Editorial: Mamdani's housing plan builds in the right way: Deputy Mayor Leila Bozorg sees the whole picture
Published in Op Eds
Mayor Zohran Mamdani and his deputy mayor, Leila Bozorg, get solid grades for addressing the biggest issue in New York City: the lack of housing.
The Block by Block report is a comprehensive approach covering market-priced units, affordable apartments, rent-stabilized dwellings, distressed properties and NYCHA and even the possibility of using Sunnyside Yard for homes. Of course there’s much more to do, but it’s a decent start and shows that Mamdani was smart in appointing Bozorg, a nonpolitical expert who was the top housing official under the man Mamdani likes to blame for a lot of problems: Eric Adams.
Mamdani is promising to build 200,000 new affordable housing units over the next 10 years while preserving the same number, aiming to tackle the city’s defining contemporary crisis as vacancy rates hit record lows and NYC stares down a middle-class exodus.
Ultimately, the proof will be in the units produced, but the contours, objectives and steps outlined in the plan are a blueprint to work off of. We have to appreciate that Mamdani’s proposals straddle out-of-the-box thinking like the notion of engineering an entirely new neighborhood over the empty Sunnyside Yard — the sort of big-ticket ideation that, even if it doesn’t fully pan out, gets leaders to think about significant problems in a different way — and more nuts-and-bolts recognition of obstacles to affordable housing, like soaring insurance costs.

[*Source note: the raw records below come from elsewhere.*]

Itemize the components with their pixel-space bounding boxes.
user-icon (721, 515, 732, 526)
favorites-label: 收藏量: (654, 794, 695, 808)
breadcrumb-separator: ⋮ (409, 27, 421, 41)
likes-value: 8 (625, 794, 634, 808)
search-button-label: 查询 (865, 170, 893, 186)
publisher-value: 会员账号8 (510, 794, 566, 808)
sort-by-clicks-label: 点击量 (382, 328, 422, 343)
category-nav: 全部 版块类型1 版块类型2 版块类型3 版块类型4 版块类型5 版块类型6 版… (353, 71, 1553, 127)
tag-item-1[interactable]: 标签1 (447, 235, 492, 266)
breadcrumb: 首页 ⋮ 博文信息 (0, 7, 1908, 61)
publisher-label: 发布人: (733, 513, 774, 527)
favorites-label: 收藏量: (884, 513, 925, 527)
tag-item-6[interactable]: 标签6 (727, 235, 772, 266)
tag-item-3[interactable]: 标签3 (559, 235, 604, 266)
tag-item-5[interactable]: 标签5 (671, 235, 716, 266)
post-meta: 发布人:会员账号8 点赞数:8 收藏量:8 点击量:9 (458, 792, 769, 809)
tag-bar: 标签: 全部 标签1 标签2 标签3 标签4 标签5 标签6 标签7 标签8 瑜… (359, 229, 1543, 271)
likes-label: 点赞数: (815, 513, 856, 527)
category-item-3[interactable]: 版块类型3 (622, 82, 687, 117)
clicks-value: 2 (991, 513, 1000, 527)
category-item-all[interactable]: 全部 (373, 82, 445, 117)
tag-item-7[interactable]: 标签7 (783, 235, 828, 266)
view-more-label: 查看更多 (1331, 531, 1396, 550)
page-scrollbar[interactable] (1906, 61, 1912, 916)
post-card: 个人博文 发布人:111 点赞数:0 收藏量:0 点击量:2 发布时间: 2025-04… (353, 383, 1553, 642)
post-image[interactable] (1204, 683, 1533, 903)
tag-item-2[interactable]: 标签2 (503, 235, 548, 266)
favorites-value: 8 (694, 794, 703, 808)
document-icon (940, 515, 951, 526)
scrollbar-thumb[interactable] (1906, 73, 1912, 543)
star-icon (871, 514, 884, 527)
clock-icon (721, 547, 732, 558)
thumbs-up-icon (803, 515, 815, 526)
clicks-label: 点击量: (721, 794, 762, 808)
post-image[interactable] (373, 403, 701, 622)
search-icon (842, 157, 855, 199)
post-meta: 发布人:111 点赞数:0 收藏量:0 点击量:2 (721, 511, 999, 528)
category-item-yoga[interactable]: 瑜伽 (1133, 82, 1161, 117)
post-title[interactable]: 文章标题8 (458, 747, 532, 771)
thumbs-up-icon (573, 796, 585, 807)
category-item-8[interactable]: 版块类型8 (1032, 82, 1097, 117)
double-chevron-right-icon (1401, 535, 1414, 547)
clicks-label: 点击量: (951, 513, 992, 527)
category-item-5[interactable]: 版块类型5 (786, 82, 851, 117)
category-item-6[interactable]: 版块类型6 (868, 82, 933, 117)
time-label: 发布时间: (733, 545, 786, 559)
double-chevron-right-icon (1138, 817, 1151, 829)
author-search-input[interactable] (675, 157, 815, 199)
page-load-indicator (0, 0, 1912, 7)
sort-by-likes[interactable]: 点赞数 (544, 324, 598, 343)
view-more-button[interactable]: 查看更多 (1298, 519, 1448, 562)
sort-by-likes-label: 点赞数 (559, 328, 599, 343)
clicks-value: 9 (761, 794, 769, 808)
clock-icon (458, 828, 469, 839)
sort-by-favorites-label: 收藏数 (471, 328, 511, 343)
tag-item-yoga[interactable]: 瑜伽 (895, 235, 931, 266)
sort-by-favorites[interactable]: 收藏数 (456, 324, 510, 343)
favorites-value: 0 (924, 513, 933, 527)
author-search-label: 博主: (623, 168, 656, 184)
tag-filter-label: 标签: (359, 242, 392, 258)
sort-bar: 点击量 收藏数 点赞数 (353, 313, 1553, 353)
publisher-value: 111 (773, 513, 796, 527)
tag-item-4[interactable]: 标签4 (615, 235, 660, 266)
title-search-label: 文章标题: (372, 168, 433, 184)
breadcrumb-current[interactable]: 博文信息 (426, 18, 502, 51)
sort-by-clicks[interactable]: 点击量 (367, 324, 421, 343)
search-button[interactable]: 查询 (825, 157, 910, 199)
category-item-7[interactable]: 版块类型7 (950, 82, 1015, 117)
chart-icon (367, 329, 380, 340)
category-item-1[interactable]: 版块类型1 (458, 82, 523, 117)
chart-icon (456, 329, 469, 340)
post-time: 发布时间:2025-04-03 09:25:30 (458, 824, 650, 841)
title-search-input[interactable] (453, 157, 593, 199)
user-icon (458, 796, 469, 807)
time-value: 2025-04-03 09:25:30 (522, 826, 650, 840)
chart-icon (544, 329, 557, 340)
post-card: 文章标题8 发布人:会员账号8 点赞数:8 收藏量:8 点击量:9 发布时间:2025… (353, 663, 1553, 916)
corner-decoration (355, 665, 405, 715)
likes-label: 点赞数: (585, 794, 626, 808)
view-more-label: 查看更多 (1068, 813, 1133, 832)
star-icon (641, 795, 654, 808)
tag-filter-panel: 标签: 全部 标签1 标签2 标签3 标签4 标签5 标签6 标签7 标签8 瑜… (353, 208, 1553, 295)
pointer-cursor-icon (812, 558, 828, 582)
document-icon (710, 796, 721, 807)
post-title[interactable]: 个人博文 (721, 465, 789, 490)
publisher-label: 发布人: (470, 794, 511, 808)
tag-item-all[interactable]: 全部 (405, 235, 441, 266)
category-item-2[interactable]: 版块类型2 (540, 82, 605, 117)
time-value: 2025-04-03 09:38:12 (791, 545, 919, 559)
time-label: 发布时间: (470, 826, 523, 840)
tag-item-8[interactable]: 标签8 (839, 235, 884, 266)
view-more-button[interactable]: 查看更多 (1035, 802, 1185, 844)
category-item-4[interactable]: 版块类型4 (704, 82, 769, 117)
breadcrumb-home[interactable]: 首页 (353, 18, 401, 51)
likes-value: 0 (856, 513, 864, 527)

Putting city funding behind a new insurance program that could potentially help mitigate the enormous costs of necessary insurance might not sound quite as slick as the promise of raising a new neighborhood, but it is these more boring systemic issues — also including zoning and regulatory clunkiness — that often throw the biggest roadblocks against resolving the housing crisis.

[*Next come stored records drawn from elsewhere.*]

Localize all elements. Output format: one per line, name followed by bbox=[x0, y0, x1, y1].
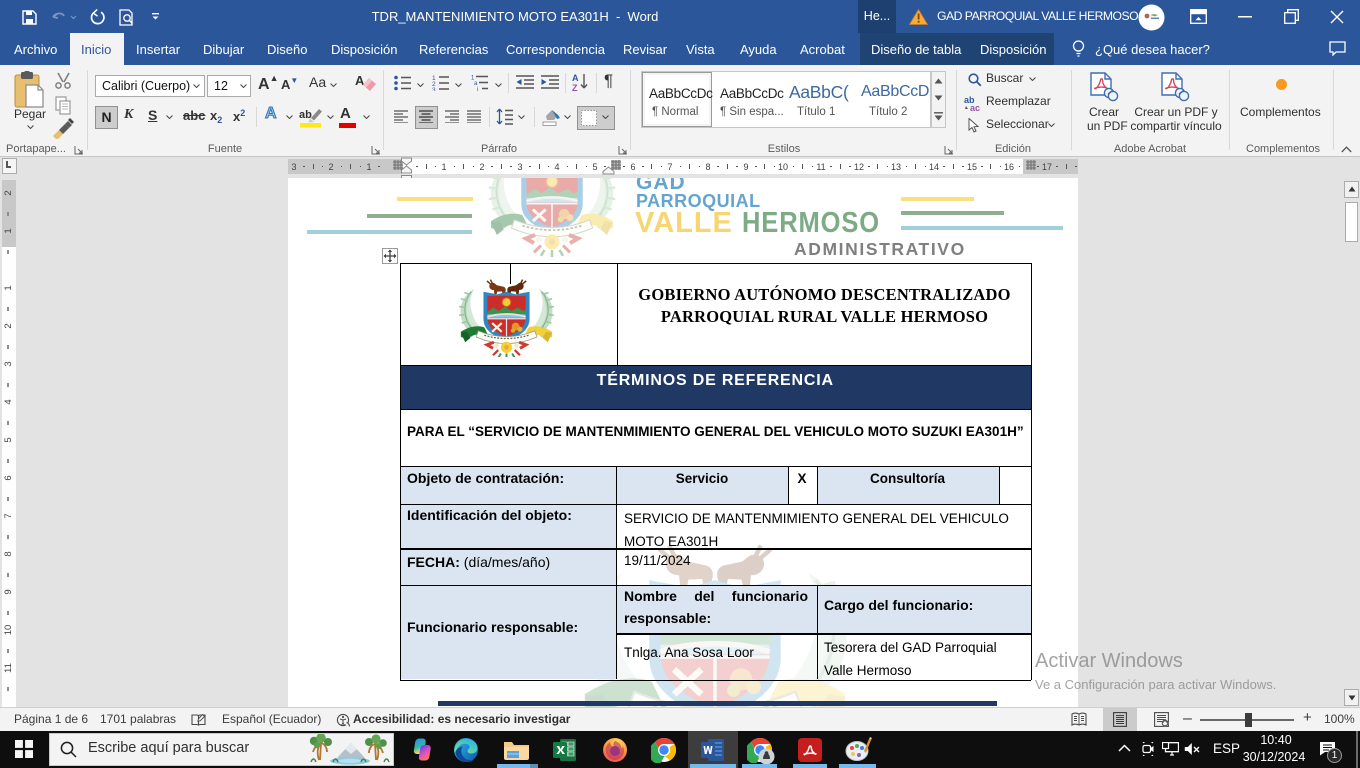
svg-text:ac: ac bbox=[970, 103, 980, 112]
svg-text:A: A bbox=[572, 73, 579, 83]
svg-text:3: 3 bbox=[432, 87, 436, 91]
svg-text:A: A bbox=[355, 73, 365, 88]
svg-text:Z: Z bbox=[572, 83, 578, 92]
svg-text:i: i bbox=[477, 87, 478, 91]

This framework aims to address every piece of the puzzle, from the many kinds of rentals, as well as homeownership, an oft-overlooked aspect of the city’s housing panorama. All of these efforts would be backed by set-aside financing, ensuring that the city would put its money where its mouth is.

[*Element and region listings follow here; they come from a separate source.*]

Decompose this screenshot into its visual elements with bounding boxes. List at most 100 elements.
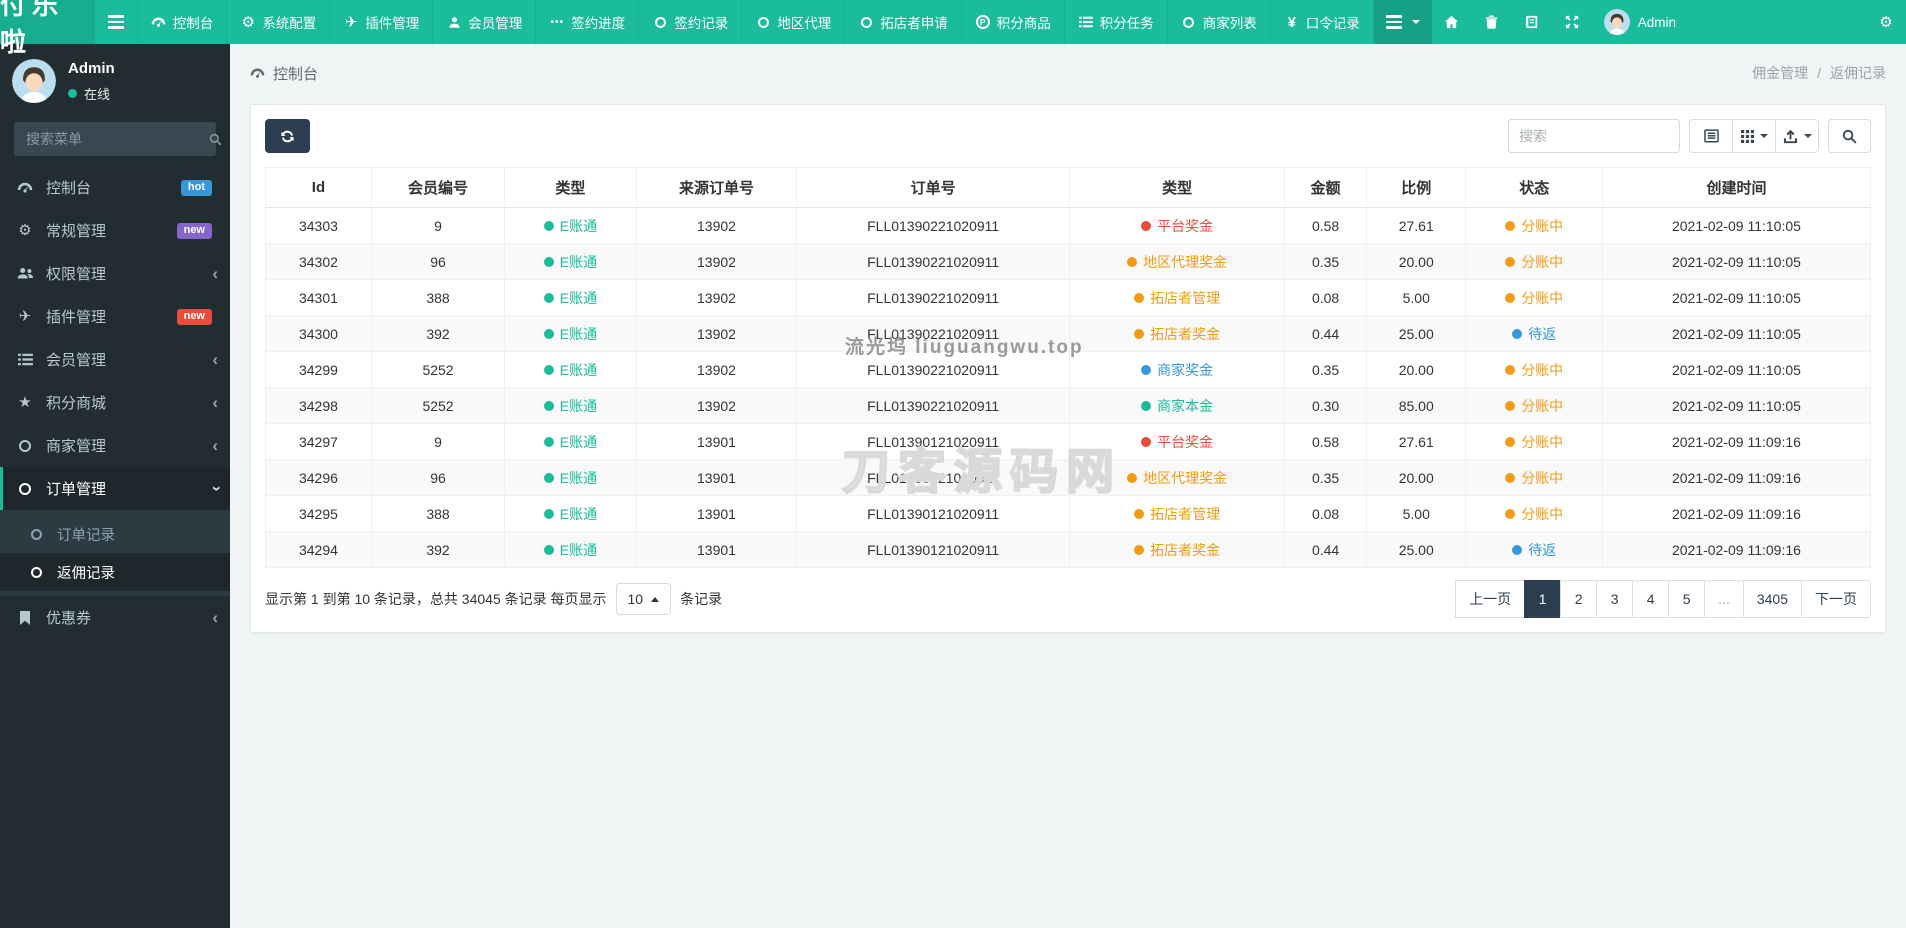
cell-member-no: 9 [370,423,506,460]
cell-created-time: 2021-02-09 11:09:16 [1601,423,1872,460]
cell-member-no: 5252 [370,351,506,388]
column-header-status: 状态 [1465,167,1603,208]
sidebar-search-input[interactable] [24,130,209,148]
dot-icon [1512,544,1523,555]
breadcrumb-parent[interactable]: 佣金管理 [1752,63,1808,83]
page-size-dropdown[interactable]: 10 [615,583,672,615]
pagination-item[interactable]: 3405 [1742,580,1802,618]
breadcrumb: 控制台 [250,63,318,84]
new-badge: new [176,222,212,239]
column-header-id: Id [265,167,372,208]
home-button[interactable] [1432,0,1472,44]
list-icon [14,353,36,366]
pagination-item[interactable]: 4 [1632,580,1670,618]
cell-type: E账通 [504,387,637,424]
table-row: 34299 5252 E账通 13902 FLL01390221020911 商… [265,351,1872,388]
nav-item-store-developer-apply[interactable]: 拓店者申请 [845,0,962,44]
settings-button[interactable]: ⚙ [1866,0,1906,44]
nav-item-points-tasks[interactable]: 积分任务 [1065,0,1168,44]
cell-ratio: 27.61 [1365,207,1467,244]
cell-type: E账通 [504,315,637,352]
table-row: 34296 96 E账通 13901 FLL01390121020911 地区代… [265,459,1872,496]
nav-item-signing-progress[interactable]: ••• 签约进度 [536,0,640,44]
nav-item-system-config[interactable]: ⚙ 系统配置 [227,0,331,44]
dot-icon [1134,292,1145,303]
sidebar-subitem-order-records[interactable]: 订单记录 [0,515,230,553]
sidebar-item-members[interactable]: 会员管理 ‹ [0,338,230,381]
sidebar-item-permissions[interactable]: 权限管理 ‹ [0,252,230,295]
pagination-item[interactable]: ... [1704,580,1744,618]
cell-id: 34299 [265,351,372,388]
logs-button[interactable] [1512,0,1552,44]
avatar [1603,9,1630,35]
detail-view-button[interactable] [1689,119,1733,153]
cell-status: 分账中 [1465,279,1603,316]
cell-order-no: FLL01390221020911 [796,351,1071,388]
cell-order-no: FLL01390221020911 [796,279,1071,316]
dot-icon [1505,220,1516,231]
column-header-type: 类型 [504,167,637,208]
clear-cache-button[interactable] [1472,0,1512,44]
sidebar-item-points-mall[interactable]: ★ 积分商城 ‹ [0,381,230,424]
pagination-item[interactable]: 1 [1524,580,1562,618]
sidebar-item-plugins[interactable]: ✈ 插件管理 new [0,295,230,338]
columns-dropdown-button[interactable] [1732,119,1776,153]
dot-icon [543,364,554,375]
export-icon [1783,129,1798,144]
nav-item-dashboard[interactable]: 控制台 [138,0,228,44]
chevron-left-icon: ‹ [212,393,218,412]
nav-item-password-records[interactable]: ¥ 口令记录 [1271,0,1374,44]
nav-item-plugins[interactable]: ✈ 插件管理 [330,0,434,44]
sidebar-item-coupons[interactable]: 优惠券 ‹ [0,596,230,639]
cell-amount: 0.58 [1284,423,1367,460]
dot-icon [543,328,554,339]
menu-icon [1385,15,1402,29]
cell-type: E账通 [504,495,637,532]
nav-item-members[interactable]: 会员管理 [433,0,537,44]
pagination-item[interactable]: 3 [1596,580,1634,618]
dot-icon [543,472,554,483]
nav-item-region-agent[interactable]: 地区代理 [742,0,846,44]
sidebar-toggle-button[interactable] [95,0,138,44]
sidebar-item-merchant-management[interactable]: 商家管理 ‹ [0,424,230,467]
pagination-item[interactable]: 5 [1668,580,1706,618]
cell-id: 34298 [265,387,372,424]
user-name: Admin [68,59,115,77]
brand-logo[interactable]: 付乐啦 [0,0,95,57]
nav-item-points-goods[interactable]: P 积分商品 [962,0,1065,44]
dot-icon [1127,256,1138,267]
search-icon[interactable] [209,133,222,146]
nav-item-merchant-list[interactable]: 商家列表 [1168,0,1271,44]
sidebar-item-order-management[interactable]: 订单管理 ‹ [0,467,230,510]
cell-status: 待返 [1465,315,1603,352]
export-dropdown-button[interactable] [1775,119,1819,153]
circle-icon [858,16,874,28]
cell-ratio: 85.00 [1365,387,1467,424]
pagination-item[interactable]: 2 [1560,580,1598,618]
sidebar-item-general-management[interactable]: ⚙ 常规管理 new [0,209,230,252]
sidebar-item-dashboard[interactable]: 控制台 hot [0,166,230,209]
table-search-input[interactable] [1508,119,1680,153]
dot-icon [543,544,554,555]
nav-menu-dropdown-button[interactable] [1373,0,1432,44]
cell-source-order-no: 13902 [635,387,798,424]
navbar-right: Admin ⚙ [1373,0,1906,44]
pagination-item[interactable]: 上一页 [1455,580,1526,618]
breadcrumb-dashboard[interactable]: 控制台 [273,63,318,84]
fullscreen-button[interactable] [1552,0,1592,44]
cell-status: 分账中 [1465,387,1603,424]
cell-id: 34302 [265,243,372,280]
refresh-button[interactable] [265,119,310,153]
cell-amount: 0.35 [1284,351,1367,388]
cell-type: E账通 [504,243,637,280]
sidebar-subitem-rebate-records[interactable]: 返佣记录 [0,553,230,591]
sidebar: Admin 在线 控制台 hot ⚙ 常规管理 new 权限管理 ‹ ✈ 插件 [0,44,230,928]
search-button[interactable] [1828,119,1871,153]
user-menu[interactable]: Admin [1592,0,1688,44]
cell-ratio: 27.61 [1365,423,1467,460]
dashboard-icon [151,15,167,30]
pagination-item[interactable]: 下一页 [1801,580,1871,618]
cell-source-order-no: 13902 [635,351,798,388]
dot-icon [1134,508,1145,519]
nav-item-signing-records[interactable]: 签约记录 [639,0,743,44]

The report’s title acknowledges a basic reality of the crisis, which is that it is a crisis for the city as a whole, not any one borough or neighborhood or population. Mamdani intends to build on some of the housing successes of his predecessor and use tools granted him by the same city voters who elected him to speed up approvals and get zonings through and housing built all around New York, including in neighborhoods that have been recalcitrant to do their part to keep the city’s housing stock fresh.
Even for a mayor to just make clear that they won’t cave to the political pressure from well-connected NIMBYites in wealthy or semi-suburban neighborhoods is already a great start.
These plans bear the fingerprints of Borzog. She knows the complexities of the city’s intractable housing problems and understands the need for practical fixes that combine strong government oversight and regulation — including a focus on making sure that negligent landlords face consequences — with the understanding that the city must work with private partners, such as those that would manage NYCHA properties under the PACT and Housing Trust programs.
For this all to work, fellow leaders at all levels of government must also get on board. The Council’s local veto might be dead but we still don’t need members trying to derail projects in their districts for inane reasons. We will need support from the state and, crucially, the federal government; Donald Trump and Mamdani may not see eye-to-eye on almost anything, but Trump cares about NYC and he cares about building.